On one level, it allows you to present your analysis process and results in a format that doesn’t require R to run.
But the code is still there should a researcher or fellow journalist be compelled to reproduce or add to your work.
It’s a version of literate programming. By combining your R code with documentation, it makes your programming more robust, portable, and easier to maintain.
At the click of a button, or the type of a command, you can rerun the code in an R Markdown file to reproduce your work and export the results as a finished report.
R Markdown works thanks to the knitr package, which runs code embedded in Markdown, and Pandoc, which then converts Markdown into a bunch of different output formats, like Word, PDF, HTML, etc.
R Markdown supports dozens of static and dynamic output formats including
Exporting your work into PDFs can be effective.
For this to work, be sure to get LaTex installed first.
Notebooks are very popular.
This is how pandas and ipython notebooks render when uploaded to Github.
It renders well and matches the experience of someone coding in that environment.
How does an R Markdown file look on Github?
Not well.
Each .Rmd file has its own custom YAML section at the top. These are keywords that when combined with the right packages, lets knitr know how to output the .Rmd file. Like toc: toc_float creates an HTML file with a self-generated Table of Contents based on the header titles.
Github doesn’t have a way to interpret that so it creates that nested image above and doesn’t even try to make a table of contents.
That’s fine, though
R Markdown will let you output as HTML, which you can still host on Github Pages (which we’ll go over later). You may have to include links to the actual page but doing so can be more effective than having a .Rmd file “render” in a Github repo.
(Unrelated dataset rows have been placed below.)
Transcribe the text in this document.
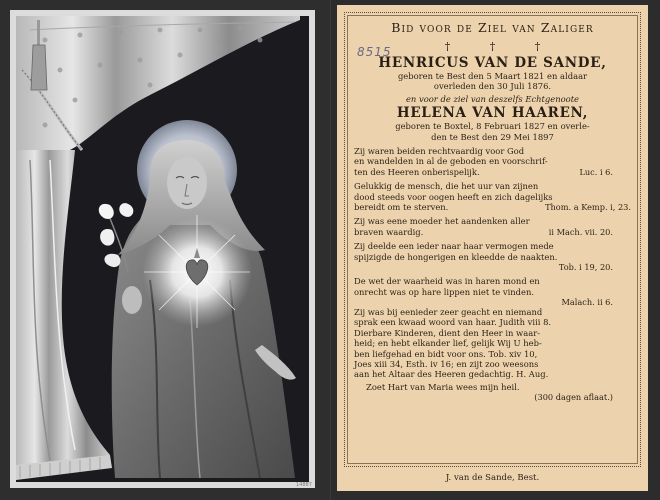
14887
8515
Bid voor de Ziel van Zaliger
† † †
HENRICUS VAN DE SANDE,
geboren te Best den 5 Maart 1821 en aldaar
overleden den 30 Juli 1876.
en voor de ziel van deszelfs Echtgenoote
HELENA VAN HAAREN,
geboren te Boxtel, 8 Februari 1827 en overle-
den te Best den 29 Mei 1897
Zij waren beiden rechtvaardig voor God
en wandelden in al de geboden en voorschrif-
ten des Heeren onberispelijk.	Luc. i 6.
Gelukkig de mensch, die het uur van zijnen
dood steeds voor oogen heeft en zich dagelijks
bereidt om te sterven.	Thom. a Kemp. i, 23.
Zij was eene moeder het aandenken aller
braven waardig.	ii Mach. vii. 20.
Zij deelde een ieder naar haar vermogen mede
spijzigde de hongerigen en kleedde de naakten.
Tob. i 19, 20.
De wet der waarheid was in haren mond en
onrecht was op hare lippen niet te vinden.
Malach. ii 6.
Zij was bij eenieder zeer geacht en niemand
sprak een kwaad woord van haar. Judith viii 8.
Dierbare Kinderen, dient den Heer in waar-
heid; en hebt elkander lief, gelijk Wij U heb-
ben liefgehad en bidt voor ons. Tob. xiv 10,
Joes xiii 34, Esth. iv 16; en zijt zoo weesons
aan het Altaar des Heeren gedachtig. H. Aug.
Zoet Hart van Maria wees mijn heil.
(300 dagen aflaat.)
J. van de Sande, Best.
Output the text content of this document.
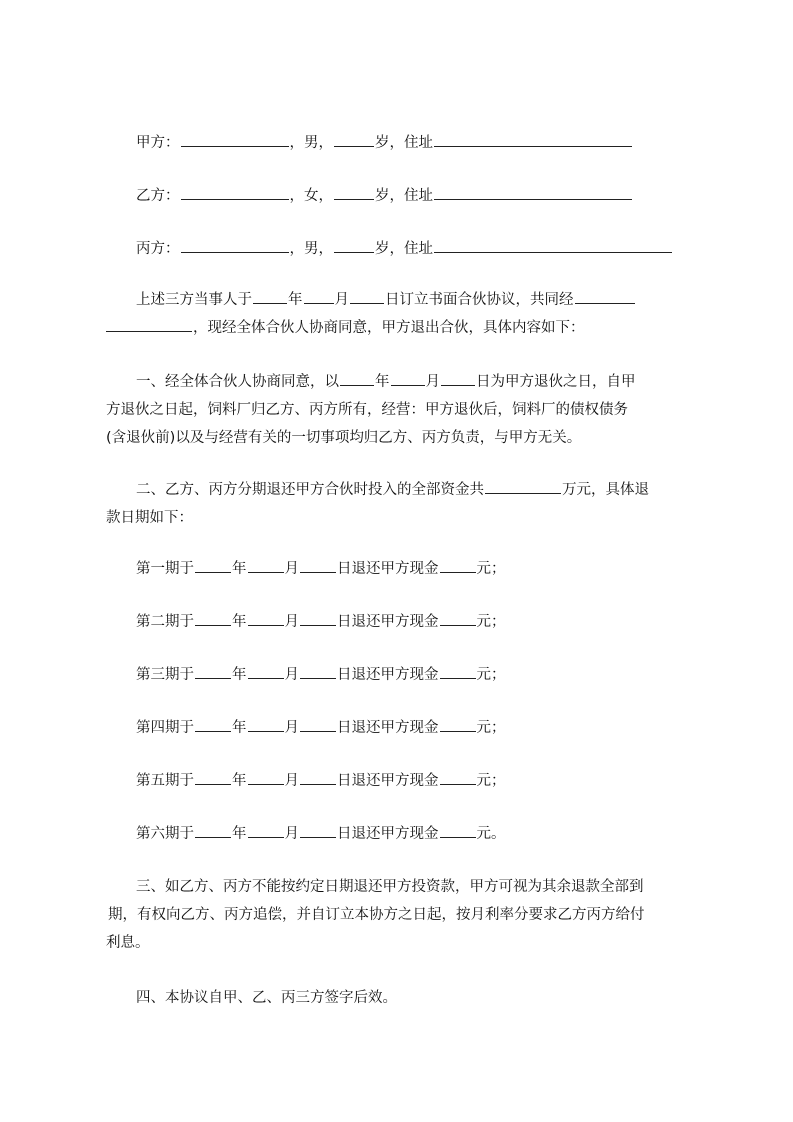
甲方：	，男，	岁，住址
乙方：	，女，	岁，住址
丙方：	，男，	岁，住址
上述三方当事人于 年 月 日订立书面合伙协议，共同经
，现经全体合伙人协商同意，甲方退出合伙，具体内容如下：
一、经全体合伙人协商同意，以 年 月 日为甲方退伙之日，自甲
方退伙之日起，饲料厂归乙方、丙方所有，经营：甲方退伙后，饲料厂的债权债务
(含退伙前)以及与经营有关的一切事项均归乙方、丙方负责，与甲方无关。
二、乙方、丙方分期退还甲方合伙时投入的全部资金共	万元，具体退
款日期如下：
第一期于	年	月	日退还甲方现金	元；
第二期于	年	月	日退还甲方现金	元；
第三期于	年	月	日退还甲方现金	元；
第四期于	年	月	日退还甲方现金	元；
第五期于	年	月	日退还甲方现金	元；
第六期于	年	月	日退还甲方现金	元。
三、如乙方、丙方不能按约定日期退还甲方投资款，甲方可视为其余退款全部到
期，有权向乙方、丙方追偿，并自订立本协方之日起，按月利率分要求乙方丙方给付
利息。
四、本协议自甲、乙、丙三方签字后效。
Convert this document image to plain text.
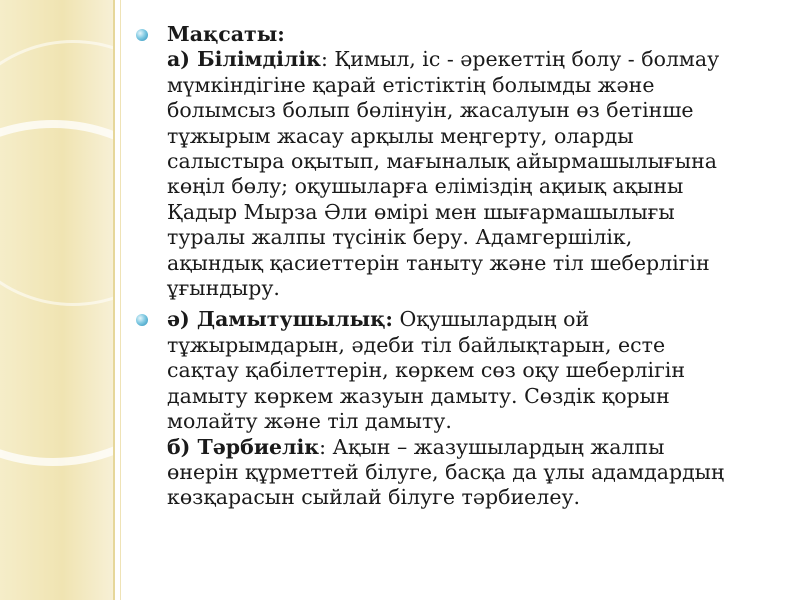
Мақсаты:
а) Білімділік: Қимыл, іс - әрекеттің болу - болмау
мүмкіндігіне қарай етістіктің болымды және
болымсыз болып бөлінуін, жасалуын өз бетінше
тұжырым жасау арқылы меңгерту, оларды
салыстыра оқытып, мағыналық айырмашылығына
көңіл бөлу; оқушыларға еліміздің ақиық ақыны
Қадыр Мырза Әли өмірі мен шығармашылығы
туралы жалпы түсінік беру. Адамгершілік,
ақындық қасиеттерін таныту және тіл шеберлігін
ұғындыру.
ә) Дамытушылық: Оқушылардың ой
тұжырымдарын, әдеби тіл байлықтарын, есте
сақтау қабілеттерін, көркем сөз оқу шеберлігін
дамыту көркем жазуын дамыту. Сөздік қорын
молайту және тіл дамыту.
б) Тәрбиелік: Ақын – жазушылардың жалпы
өнерін құрметтей білуге, басқа да ұлы адамдардың
көзқарасын сыйлай білуге тәрбиелеу.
Rendering in HTML lets you add CSS and Javascript, allowing for the inclusion of content like the interactive table below.
library(DT)
library(dplyr)
##
## Attaching package: 'dplyr'
## The following objects are masked from 'package:stats':
##
## filter, lag
## The following objects are masked from 'package:base':
##
## intersect, setdiff, setequal, union
library(readr)
payroll <- read_csv("../data/bostonpayroll2013.csv") %>%
select(NAME, TITLE, DEPARTMENT, REGULAR, OVERTIME) %>%
filter(row_number()<100)
## Parsed with column specification:
## cols(
## NAME = col_character(),
## TITLE = col_character(),
## DEPARTMENT = col_character(),
## REGULAR = col_character(),
## RETRO = col_character(),
## OTHER = col_character(),
## OVERTIME = col_character(),
## INJURED = col_character(),
## DETAIL = col_character(),
## QUINN = col_character(),
## `TOTAL EARNINGS` = col_character(),
## Community = col_character(),
## ZIPCode = col_integer(),
## State = col_character(),
## X15 = col_character(),
## X16 = col_character()
## )
datatable(payroll, extensions = 'Buttons', options = list(
dom = 'Bfrtip',
buttons = c('copy', 'csv', 'excel', 'pdf', 'print')
)
)
This table was rendered with the DT package.
And we don’t have to create the code to display it.
It just worked because the folks who ported the DataTables jquery plugin over to R wanted to make it seamless.
Pass certain arguments to the function datatable() and you can include buttons that allow reporters to download your tables as CSVs.
Can you imagine the power of that?
You’ve transformed the data collected it and then instead of sending them a huge spreadsheet, you send them a link to your report in which they can filter things out and download the table that they’ve come up with themselves.
You can render other interactives, as well, like leaflet maps.
This is a very important development as a journalist.
You see, reporters sometimes aren’t very organized.
How often have you had someone email you asking if you could resend your summarized spreadsheet to them again?
This is what their downloads or desktop folder might look like. It’s easy to see why they might have lost track of it.